Moroccan Taragalte Festival Celebrates Timbuktu

Moroccan Taragalte Festival Celebrates Timbuktu

The 4th edition of the Taragalte Festival celebrating the Sahara and desert culture, held this November 9 to 11 in M’hamid El Ghizlane, Southern Moroccan province of Zagora, paid tribute to the Malian holy city of Timbuktu, which was occupied by the Islamist Ansar Dine group at the beginning of the current year.
The festival organizers explained that they wanted to celebrate this city, dubbed “the city of 333 Saints”, which is classified as a Heritage of Humanity by UNESCO and which is a cradle of African culture and history, as a token of solidarity with its people. Timbuktu was occupied by the Islamists just after its own “Festival au Desert” last January and these Islamists- who advocate a strict interpretation of sharia law-have destroyed several monuments listed as World Heritage and forced thousands into exile.
Inviting artists from northern Mali is a way to express support and solidarity with the region and its inhabitants, organizers said.
They also wanted to celebrate the historical ties between Timbuktu and Taragalte which was the point of departure and arrival of trans-Saharan caravans going or coming from Mali.
Officials of the Timbuktu festival and several musicians and artists from the city who have fled their hometown after northern Mali was occupied by armed groups in early 2012 attended the festival of M’hamid El Ghizlane, formerly known as Taragalte.
These artists’ performance at Taragalte was one of their few shows during the past nine months and provided them with the opportunity to forget, at least momentarily, the ordeal their hometown is going through.
Founder and director of the Timbuktu “Festival au Desert”, Mohamed Aly Ansar, ask as “Manny”, who attended the event told the media that due to poor security conditions, the Timbuktu festival will be replaced by a “caravan for peace and national unity,” probably next February.
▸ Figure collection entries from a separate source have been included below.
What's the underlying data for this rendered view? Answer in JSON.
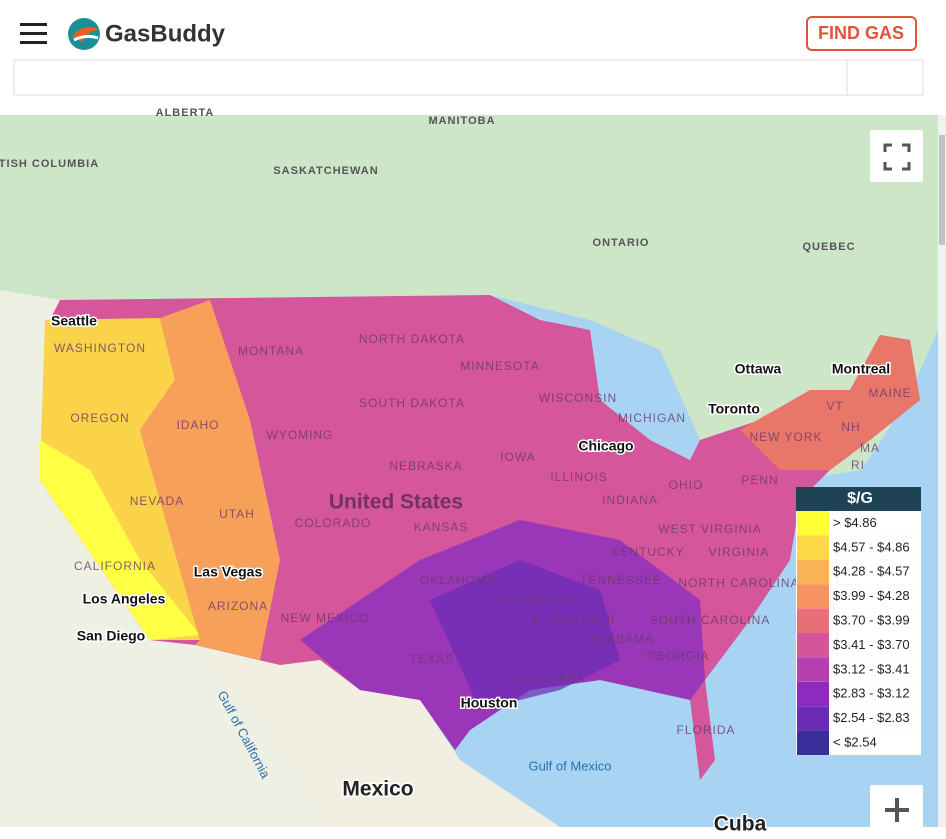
{
  "header": {
    "logo": "GasBuddy",
    "button": "FIND GAS"
  },
  "map": {
    "labels": [
      "ALBERTA",
      "MANITOBA",
      "BRITISH COLUMBIA",
      "SASKATCHEWAN",
      "ONTARIO",
      "QUEBEC",
      "Seattle",
      "WASHINGTON",
      "MONTANA",
      "NORTH DAKOTA",
      "MINNESOTA",
      "Ottawa",
      "Montreal",
      "Toronto",
      "OREGON",
      "IDAHO",
      "WYOMING",
      "SOUTH DAKOTA",
      "WISCONSIN",
      "MICHIGAN",
      "VT",
      "MAINE",
      "NH",
      "NEW YORK",
      "MA",
      "RI",
      "Chicago",
      "IOWA",
      "NEBRASKA",
      "ILLINOIS",
      "OHIO",
      "PENN",
      "NEVADA",
      "UTAH",
      "COLORADO",
      "United States",
      "KANSAS",
      "INDIANA",
      "WEST VIRGINIA",
      "KENTUCKY",
      "VIRGINIA",
      "CALIFORNIA",
      "Las Vegas",
      "OKLAHOMA",
      "TENNESSEE",
      "NORTH CAROLINA",
      "Los Angeles",
      "ARIZONA",
      "NEW MEXICO",
      "ARKANSAS",
      "MISSISSIPPI",
      "SOUTH CAROLINA",
      "San Diego",
      "ALABAMA",
      "GEORGIA",
      "TEXAS",
      "LOUISIANA",
      "Houston",
      "FLORIDA",
      "Gulf of California",
      "Gulf of Mexico",
      "Mexico",
      "Cuba"
    ],
    "legend": {
      "title": "$/G",
      "items": [
        {
          "label": "> $4.86",
          "color": "#ffff33"
        },
        {
          "label": "$4.57 - $4.86",
          "color": "#fdd849"
        },
        {
          "label": "$4.28 - $4.57",
          "color": "#fbb455"
        },
        {
          "label": "$3.99 - $4.28",
          "color": "#f79263"
        },
        {
          "label": "$3.70 - $3.99",
          "color": "#e86f77"
        },
        {
          "label": "$3.41 - $3.70",
          "color": "#d45598"
        },
        {
          "label": "$3.12 - $3.41",
          "color": "#b63fb0"
        },
        {
          "label": "$2.83 - $3.12",
          "color": "#8e2bbf"
        },
        {
          "label": "$2.54 - $2.83",
          "color": "#6a2bb5"
        },
        {
          "label": "< $2.54",
          "color": "#3a2f9a"
        }
      ]
    }
  }
}
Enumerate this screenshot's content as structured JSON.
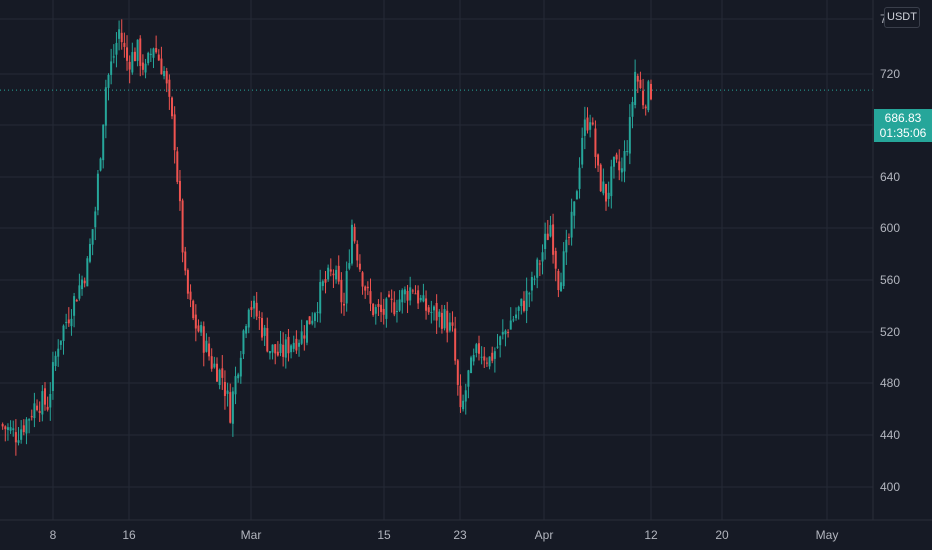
{
  "price_scale": {
    "currency": "USDT",
    "current_price": "686.83",
    "countdown": "01:35:06"
  },
  "colors": {
    "up": "#26a69a",
    "down": "#ef5350",
    "background": "#161a25",
    "grid": "#252a36",
    "text": "#b2b5be"
  },
  "chart_data": {
    "type": "candlestick",
    "title": "",
    "xlabel": "",
    "ylabel": "",
    "y_tick_labels": [
      "7",
      "720",
      "680",
      "640",
      "600",
      "560",
      "520",
      "480",
      "440",
      "400"
    ],
    "x_tick_labels": [
      "8",
      "16",
      "Mar",
      "15",
      "23",
      "Apr",
      "12",
      "20",
      "May"
    ],
    "ylim": [
      376,
      752
    ],
    "current_price": 686.83,
    "grid": true,
    "waypoints": [
      {
        "t": 0,
        "v": 445
      },
      {
        "t": 6,
        "v": 438
      },
      {
        "t": 10,
        "v": 448
      },
      {
        "t": 14,
        "v": 462
      },
      {
        "t": 18,
        "v": 460
      },
      {
        "t": 22,
        "v": 505
      },
      {
        "t": 26,
        "v": 525
      },
      {
        "t": 30,
        "v": 545
      },
      {
        "t": 33,
        "v": 560
      },
      {
        "t": 36,
        "v": 600
      },
      {
        "t": 40,
        "v": 690
      },
      {
        "t": 43,
        "v": 712
      },
      {
        "t": 45,
        "v": 730
      },
      {
        "t": 48,
        "v": 708
      },
      {
        "t": 52,
        "v": 715
      },
      {
        "t": 55,
        "v": 700
      },
      {
        "t": 58,
        "v": 720
      },
      {
        "t": 62,
        "v": 700
      },
      {
        "t": 66,
        "v": 650
      },
      {
        "t": 70,
        "v": 548
      },
      {
        "t": 73,
        "v": 520
      },
      {
        "t": 76,
        "v": 510
      },
      {
        "t": 80,
        "v": 490
      },
      {
        "t": 84,
        "v": 480
      },
      {
        "t": 87,
        "v": 455
      },
      {
        "t": 90,
        "v": 490
      },
      {
        "t": 94,
        "v": 535
      },
      {
        "t": 98,
        "v": 520
      },
      {
        "t": 102,
        "v": 500
      },
      {
        "t": 106,
        "v": 495
      },
      {
        "t": 110,
        "v": 505
      },
      {
        "t": 114,
        "v": 510
      },
      {
        "t": 118,
        "v": 525
      },
      {
        "t": 122,
        "v": 545
      },
      {
        "t": 126,
        "v": 555
      },
      {
        "t": 130,
        "v": 530
      },
      {
        "t": 133,
        "v": 590
      },
      {
        "t": 136,
        "v": 560
      },
      {
        "t": 140,
        "v": 530
      },
      {
        "t": 144,
        "v": 525
      },
      {
        "t": 148,
        "v": 530
      },
      {
        "t": 152,
        "v": 538
      },
      {
        "t": 156,
        "v": 545
      },
      {
        "t": 160,
        "v": 530
      },
      {
        "t": 164,
        "v": 525
      },
      {
        "t": 168,
        "v": 522
      },
      {
        "t": 171,
        "v": 510
      },
      {
        "t": 174,
        "v": 450
      },
      {
        "t": 177,
        "v": 480
      },
      {
        "t": 181,
        "v": 500
      },
      {
        "t": 185,
        "v": 492
      },
      {
        "t": 189,
        "v": 505
      },
      {
        "t": 193,
        "v": 520
      },
      {
        "t": 197,
        "v": 530
      },
      {
        "t": 201,
        "v": 545
      },
      {
        "t": 205,
        "v": 570
      },
      {
        "t": 208,
        "v": 590
      },
      {
        "t": 211,
        "v": 550
      },
      {
        "t": 214,
        "v": 570
      },
      {
        "t": 217,
        "v": 600
      },
      {
        "t": 220,
        "v": 655
      },
      {
        "t": 223,
        "v": 670
      },
      {
        "t": 226,
        "v": 625
      },
      {
        "t": 229,
        "v": 610
      },
      {
        "t": 232,
        "v": 630
      },
      {
        "t": 235,
        "v": 628
      },
      {
        "t": 238,
        "v": 660
      },
      {
        "t": 240,
        "v": 700
      },
      {
        "t": 243,
        "v": 680
      },
      {
        "t": 246,
        "v": 687
      }
    ]
  }
}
The idea is to have the Malian artists who are now living in exile in Mauritania, Burkina Faso or Niger participate in the caravan that will be crowned by a big concert at Oursi near Ouagadougou (Burkina Faso). For Manny, the main goal of the caravan is to spread a message of unity and tolerance.
The Taragalte Festival, initiated by a team of young Moroccan descendents of Sahrawi nomads, seeks to highlight the heritage of the desert, to foster awareness to the need to preserve the environment and the region natural resources and oases, to encourage intercultural exchange and to promote sustainable tourism. Also, the event provides opportunity to remember the time when trade caravans were crossing the Sahara between Algeria, Morocco, Mauritania and Mali and the strategic position M’Hamid El Ghizlanen, or the gateway to the Sahara as it is called, was then holding.
The Taragalte Festival, held this year under the theme “Woman of the Desert”, featured besides the performances by artists and singers from Mali, Mauritania, Morocco and even France, exhibitions, workshops and roundtables on desert related topics.